= Joanna Berzowska =

Canadian academic

Joanna Berzowska is an Associate Professor of Design and Computation Arts at Concordia University in Montreal. Her work and research deal primarily with "soft computation": electronic textiles, responsive clothing as wearable technology, reactive materials and squishy interfaces.

A native of Poland, she grew up in Algeria and Gabon before coming to Montreal to study university. She has a design degree from Concordia University and a mathematics degree from McGill University.

She is the founder of XS Labs (Extra Soft) in Montreal, where her team develops electronic textile and reactive fashion projects such as Memory-Rich Garments. She is also the Director of the Interactive Textiles and Wearable Computers Axis at the Hexagram Institute. She was the founder in 2001 of International Fashion Machines in Boston, where she developed the first electronic ink wearable animated display and Electric Plaid, an addressable color-change textile.

She received her Masters of Science from MIT for her work titled Computational Expressionism. She worked with the Tangible Media Group of the MIT Media Lab on research projects such as the musicBottles. She directed Interface Design at the Institute for Interactive Media at the University of Technology in Sydney. She holds a BA in Pure Mathematics and a BFA in Design Arts.

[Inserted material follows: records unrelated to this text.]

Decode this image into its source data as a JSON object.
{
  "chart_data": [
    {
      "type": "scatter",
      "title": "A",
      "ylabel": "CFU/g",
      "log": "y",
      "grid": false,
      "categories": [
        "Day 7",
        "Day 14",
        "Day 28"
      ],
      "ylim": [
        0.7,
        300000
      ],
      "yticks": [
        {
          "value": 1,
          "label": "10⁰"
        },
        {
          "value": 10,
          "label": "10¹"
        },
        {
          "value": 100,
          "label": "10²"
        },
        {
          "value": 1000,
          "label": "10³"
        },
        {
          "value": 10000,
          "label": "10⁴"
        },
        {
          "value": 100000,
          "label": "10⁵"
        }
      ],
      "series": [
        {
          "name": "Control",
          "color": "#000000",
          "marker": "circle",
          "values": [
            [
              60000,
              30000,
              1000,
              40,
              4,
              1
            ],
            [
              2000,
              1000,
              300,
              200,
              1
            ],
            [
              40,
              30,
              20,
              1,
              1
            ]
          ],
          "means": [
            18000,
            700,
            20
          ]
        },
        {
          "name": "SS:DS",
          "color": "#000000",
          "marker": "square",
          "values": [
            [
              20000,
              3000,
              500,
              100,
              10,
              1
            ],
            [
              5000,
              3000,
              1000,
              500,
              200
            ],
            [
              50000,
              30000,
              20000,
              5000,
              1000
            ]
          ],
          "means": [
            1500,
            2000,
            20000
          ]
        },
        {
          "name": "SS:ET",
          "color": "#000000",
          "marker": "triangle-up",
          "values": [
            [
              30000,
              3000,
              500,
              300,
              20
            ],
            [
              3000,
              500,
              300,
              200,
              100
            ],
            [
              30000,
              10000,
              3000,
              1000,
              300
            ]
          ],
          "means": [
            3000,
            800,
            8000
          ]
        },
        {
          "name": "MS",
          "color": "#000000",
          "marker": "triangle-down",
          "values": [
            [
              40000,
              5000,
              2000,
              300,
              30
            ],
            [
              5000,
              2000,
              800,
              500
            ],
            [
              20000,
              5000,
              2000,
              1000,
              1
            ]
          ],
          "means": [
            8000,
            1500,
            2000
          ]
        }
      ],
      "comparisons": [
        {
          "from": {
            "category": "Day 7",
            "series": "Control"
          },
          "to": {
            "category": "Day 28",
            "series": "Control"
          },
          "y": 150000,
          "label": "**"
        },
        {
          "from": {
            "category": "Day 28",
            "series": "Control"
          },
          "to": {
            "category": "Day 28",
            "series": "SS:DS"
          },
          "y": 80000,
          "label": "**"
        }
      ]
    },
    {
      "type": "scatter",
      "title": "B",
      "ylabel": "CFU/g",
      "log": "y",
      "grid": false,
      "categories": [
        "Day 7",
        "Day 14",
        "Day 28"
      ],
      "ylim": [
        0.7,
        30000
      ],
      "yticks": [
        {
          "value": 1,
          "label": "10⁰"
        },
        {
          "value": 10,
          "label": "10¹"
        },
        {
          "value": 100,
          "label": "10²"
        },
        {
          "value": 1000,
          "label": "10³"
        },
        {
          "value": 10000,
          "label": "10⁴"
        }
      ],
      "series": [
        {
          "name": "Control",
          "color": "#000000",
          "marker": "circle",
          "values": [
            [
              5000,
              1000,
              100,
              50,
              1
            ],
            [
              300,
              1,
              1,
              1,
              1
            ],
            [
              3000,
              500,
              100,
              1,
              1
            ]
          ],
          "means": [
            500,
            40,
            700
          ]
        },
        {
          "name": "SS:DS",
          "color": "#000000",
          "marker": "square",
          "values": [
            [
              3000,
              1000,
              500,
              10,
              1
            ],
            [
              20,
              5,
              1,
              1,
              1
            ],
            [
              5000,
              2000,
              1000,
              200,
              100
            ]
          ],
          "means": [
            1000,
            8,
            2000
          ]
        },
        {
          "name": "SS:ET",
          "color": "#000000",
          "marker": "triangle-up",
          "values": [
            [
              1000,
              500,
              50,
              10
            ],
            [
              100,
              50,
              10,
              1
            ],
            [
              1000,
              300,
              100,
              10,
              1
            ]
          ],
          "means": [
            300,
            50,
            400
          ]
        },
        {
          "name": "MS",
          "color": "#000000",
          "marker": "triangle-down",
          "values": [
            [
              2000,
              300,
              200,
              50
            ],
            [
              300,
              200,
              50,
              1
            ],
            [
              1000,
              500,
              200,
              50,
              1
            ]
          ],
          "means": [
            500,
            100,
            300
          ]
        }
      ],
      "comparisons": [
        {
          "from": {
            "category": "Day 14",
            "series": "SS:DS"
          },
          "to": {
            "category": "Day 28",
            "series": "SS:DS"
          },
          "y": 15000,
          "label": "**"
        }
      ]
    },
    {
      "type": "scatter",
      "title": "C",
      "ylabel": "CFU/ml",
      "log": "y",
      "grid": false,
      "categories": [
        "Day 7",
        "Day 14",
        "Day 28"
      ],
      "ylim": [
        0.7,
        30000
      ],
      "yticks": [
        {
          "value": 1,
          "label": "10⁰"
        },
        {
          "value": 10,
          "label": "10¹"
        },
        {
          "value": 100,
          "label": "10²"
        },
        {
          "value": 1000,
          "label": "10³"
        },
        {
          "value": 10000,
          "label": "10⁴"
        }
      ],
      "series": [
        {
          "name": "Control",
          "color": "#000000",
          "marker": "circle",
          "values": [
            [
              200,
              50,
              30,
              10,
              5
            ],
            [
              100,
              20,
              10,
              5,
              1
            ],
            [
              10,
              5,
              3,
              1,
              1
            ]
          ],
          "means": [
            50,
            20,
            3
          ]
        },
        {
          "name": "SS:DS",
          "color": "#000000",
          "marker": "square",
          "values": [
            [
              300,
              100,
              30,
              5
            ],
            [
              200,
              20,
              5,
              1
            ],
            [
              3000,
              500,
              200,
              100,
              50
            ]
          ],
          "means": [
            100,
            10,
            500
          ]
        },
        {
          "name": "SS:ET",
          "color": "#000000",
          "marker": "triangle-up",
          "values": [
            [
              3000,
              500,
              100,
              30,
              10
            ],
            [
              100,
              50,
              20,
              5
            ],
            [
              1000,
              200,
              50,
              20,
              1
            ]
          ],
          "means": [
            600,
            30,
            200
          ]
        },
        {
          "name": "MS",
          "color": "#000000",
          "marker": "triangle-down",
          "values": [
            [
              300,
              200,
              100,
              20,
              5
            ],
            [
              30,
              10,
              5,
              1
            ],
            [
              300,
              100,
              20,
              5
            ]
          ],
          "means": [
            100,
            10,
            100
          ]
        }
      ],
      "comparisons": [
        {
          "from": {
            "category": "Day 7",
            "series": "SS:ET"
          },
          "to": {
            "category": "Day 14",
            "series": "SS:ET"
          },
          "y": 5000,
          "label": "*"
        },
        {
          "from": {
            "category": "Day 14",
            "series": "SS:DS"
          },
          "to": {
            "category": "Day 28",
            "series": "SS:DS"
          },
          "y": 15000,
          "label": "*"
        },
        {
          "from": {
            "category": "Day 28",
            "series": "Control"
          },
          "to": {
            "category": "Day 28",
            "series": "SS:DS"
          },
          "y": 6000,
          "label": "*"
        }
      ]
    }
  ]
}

Her art and design work has been shown in the Cooper-Hewitt Design Museum in NYC, V&A in London, Millennium Museum in Beijing, SIGGRAPH, ISEA, Art Directors Club in NYC, Australian Museum in Sydney, NTT ICC in Tokyo and Ars Electronica Center in Linz among others. She has lectured about the intersections of art, design, technology and computation at SIGGRAPH, ISEA, Banff New Media Institute in Canada, and Interaction Design Institute Ivrea in Italy among others. In 2016 she was awarded a Montreal Women’s Y Distinction Award in Science and technology.